Last month the School Board voted 3-3 to deny board support for the school’s charter application. In response, RSCSA CEO Jewel Faison immediately asked for a meeting before the SCSC and launched a media blitz and an online petition directed at School Board members.
The petition urges members of the School Board to “step back and allow the State Department of Education’s process to be completed without intimidation or interference.”
On Tuesday, Dougherty County School System Public Information Director R.D. Harter released a statement in response to a news release from Faison in which she accused DCSS officials of bullying tactics in in regard to the charter’s denial.
“The Dougherty County Board of Education considered the application for approval of a charter academy from the board of directors of the River School for Children STEM Academy for the legally required period. On August 21, the petition for approval failed to pass a majority vote of the Board,” Harter wrote.”The board, as is required in the process established by the state, responded to the charter organization regarding items that needed to be addressed for the charter to be reconsidered.
“The proposing organization did not respond to those items and instead released a position statement to the media and public that is critical of the board and system leadership.

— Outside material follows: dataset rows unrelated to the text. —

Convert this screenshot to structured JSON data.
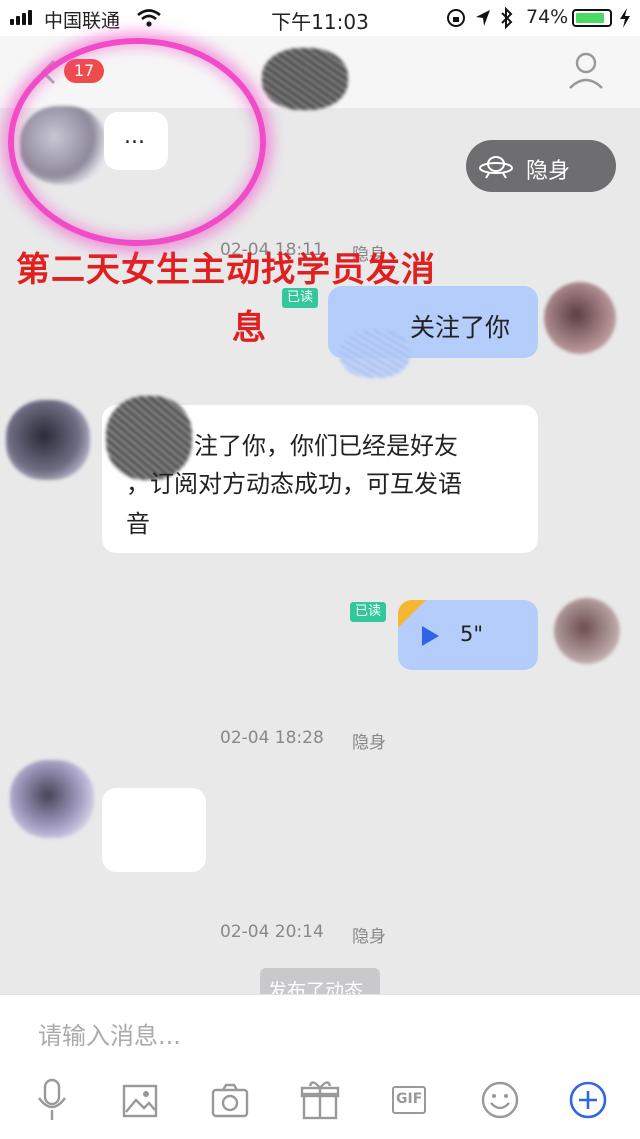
{
  "status_bar": {
    "carrier": "中国联通",
    "time": "下午11:03",
    "battery": "74%"
  },
  "nav": {
    "unread_count": "17",
    "back_icon": "chevron-left-icon",
    "profile_icon": "person-icon"
  },
  "annotation": {
    "line1": "第二天女生主动找学员发消",
    "line2": "息"
  },
  "hidden_pill": {
    "label": "隐身",
    "icon": "ufo-icon"
  },
  "messages": {
    "typing_bubble": "...",
    "ts1_time": "02-04 18:11",
    "ts1_status": "隐身",
    "read_tag_1": "已读",
    "sent_follow": "关注了你",
    "recv_line1": "注了你，你们已经是好友",
    "recv_line2": "，订阅对方动态成功，可互发语",
    "recv_line3": "音",
    "read_tag_2": "已读",
    "voice_duration": "5\"",
    "ts2_time": "02-04 18:28",
    "ts2_status": "隐身",
    "ts3_time": "02-04 20:14",
    "ts3_status": "隐身",
    "moment_notice": "发布了动态"
  },
  "input_bar": {
    "placeholder": "请输入消息...",
    "tools": [
      "microphone-icon",
      "image-icon",
      "camera-icon",
      "gift-icon",
      "gif-icon",
      "emoji-icon",
      "plus-icon"
    ],
    "gif_label": "GIF"
  },
  "colors": {
    "accent_blue": "#2f64e6",
    "bubble_blue": "#b5cdfa",
    "annotation_red": "#e02020",
    "read_green": "#32c89b",
    "highlight_pink": "#f04cc8"
  }
}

The comments issued in the press release regarding board action are not conducive to cooperative dialogue between the Board of Education and the proposed charter organization.”

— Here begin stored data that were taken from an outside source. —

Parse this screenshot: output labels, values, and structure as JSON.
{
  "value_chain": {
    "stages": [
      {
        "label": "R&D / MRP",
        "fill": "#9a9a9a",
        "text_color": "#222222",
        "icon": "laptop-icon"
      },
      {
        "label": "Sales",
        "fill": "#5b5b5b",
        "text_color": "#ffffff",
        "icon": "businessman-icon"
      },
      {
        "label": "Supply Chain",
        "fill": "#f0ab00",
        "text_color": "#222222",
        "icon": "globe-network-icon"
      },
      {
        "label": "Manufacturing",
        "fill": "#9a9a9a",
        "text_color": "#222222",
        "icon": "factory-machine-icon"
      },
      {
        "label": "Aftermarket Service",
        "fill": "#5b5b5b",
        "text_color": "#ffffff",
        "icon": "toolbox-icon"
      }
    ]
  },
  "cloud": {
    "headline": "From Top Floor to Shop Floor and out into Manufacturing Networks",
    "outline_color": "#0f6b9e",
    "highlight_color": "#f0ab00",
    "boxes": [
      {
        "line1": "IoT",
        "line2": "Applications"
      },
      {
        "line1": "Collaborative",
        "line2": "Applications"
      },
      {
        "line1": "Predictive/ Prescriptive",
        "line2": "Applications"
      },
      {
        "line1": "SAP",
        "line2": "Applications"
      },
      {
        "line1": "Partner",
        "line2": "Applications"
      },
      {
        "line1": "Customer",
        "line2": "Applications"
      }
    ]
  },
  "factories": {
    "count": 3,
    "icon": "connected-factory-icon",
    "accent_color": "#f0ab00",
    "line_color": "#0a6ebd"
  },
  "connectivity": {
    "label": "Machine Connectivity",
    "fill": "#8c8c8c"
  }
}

Reached for comment Thursday, Faison said she stood behind her assertion of being bullied.
“For the DCSS Board to decide to go to our state interview to express their disapproval with having a STEM charter in the county is the epitome of bullying,” Faison said. “They have a meeting with the Charter Commission and it is their right to do so. However, we have an interview as a part of our application process with the State Charter Commission. Those are two separate and very different events … (the board) had three months to visit the State Charter Commission to explain why they do not want a charter in Dougherty County.
“To try to mar our interview by asking for a meeting on the same day as our interview is most unfortunate. And to do so simply because they have the power to do so are bully tactics.”
Faison added change in local education is needed now.
“The reason that there are charters are because there is a need for innovations that make a difference now,” she said. “The trend nationally in the ‘system of education’ does not typically allow for such. Therefore, you have teachers that know what to do, but who are restricted from being able to do for individual kids what is needed because of policies and restrictions that are needed to make the system run well.
“Any P&G employee can explain this to you.”
Dougherty School Board Chair Carol Tharin said the board was simply doing its job in the decision to deny RSCSA’s charter application.
“My job, as chair, and the job of the board members, is to educate our children and to protect the Dougherty County School System,” Tharin said. “If the charter is approved, it will cost the district a lot of money and that will affect our children. We’d probably have to close another school. We’ve made great strides recently and we are headed in the right direction.”
Faison, however, denied the new charter school would take money from the DCSS.
“Our school would attract FTE (full-time equivalency) from homeschools and provide an innovative and viable option for new families who are looking at our community for possible relocation,” she said. “We would increase funding to the system by bringing in STEM dollars that heretofore have never been claimed for our region.”